Just trying to get back from wherever I came, haven’t had a home in centuries, no place to dwell with any decency, no place to settle in for the long haul; different doorways trap memories behind them, too many doors and different floors, and some places are filled with love and others filled within silence and fingernail scratches on the wall from just trying to remain standing and well the boo-hoo girl went back to white dinosaur in a green car and she should be happy there, then again she’s happy everywhere.
The moon, mutual poet, was muzzled pink tonight, hanging there like a faded ruby with bruises and the clouds all around it were like melting blue butter and black-eyed whipped cream, the brutal stars and stripes puffing away on another hand-rolled cigarette and the monkeys were swinging madly from limb to limb as the warm river rolled by beneath another freeway to another kingdom of fractured lives slaving away, day after day, to barely get by as strangers manipulate the development of their children’s minds and fights roar out of control and another head is buried in a wall.

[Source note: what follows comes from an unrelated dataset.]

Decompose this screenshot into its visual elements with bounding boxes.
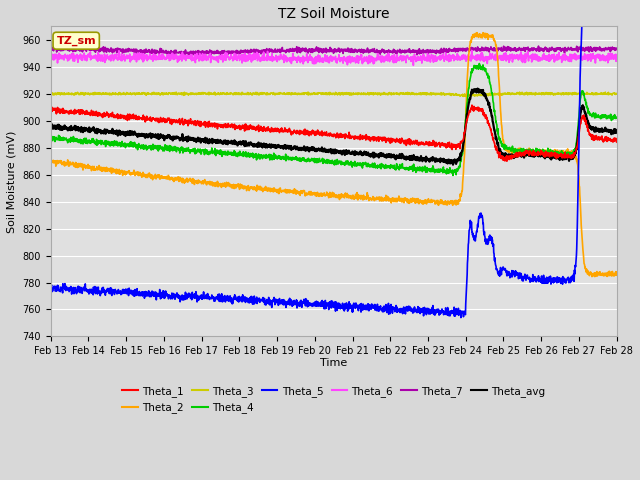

They buried the mutual poet on Good Friday 1913, yet he remains with me here today; his motions are my motions, his forgetfulness and inability to speak coherently are traits we both share, but if he was here and I was there, would it make any difference at all?
Well goodnight Joejack. I picture you laughing at a sad movie or crying while watching a comedy; do you know a guy died in your house? — the one with the long hallway — it always creeped me out, but if you think about it, we are all walking over someone else’s bones. Goodnight Joejack.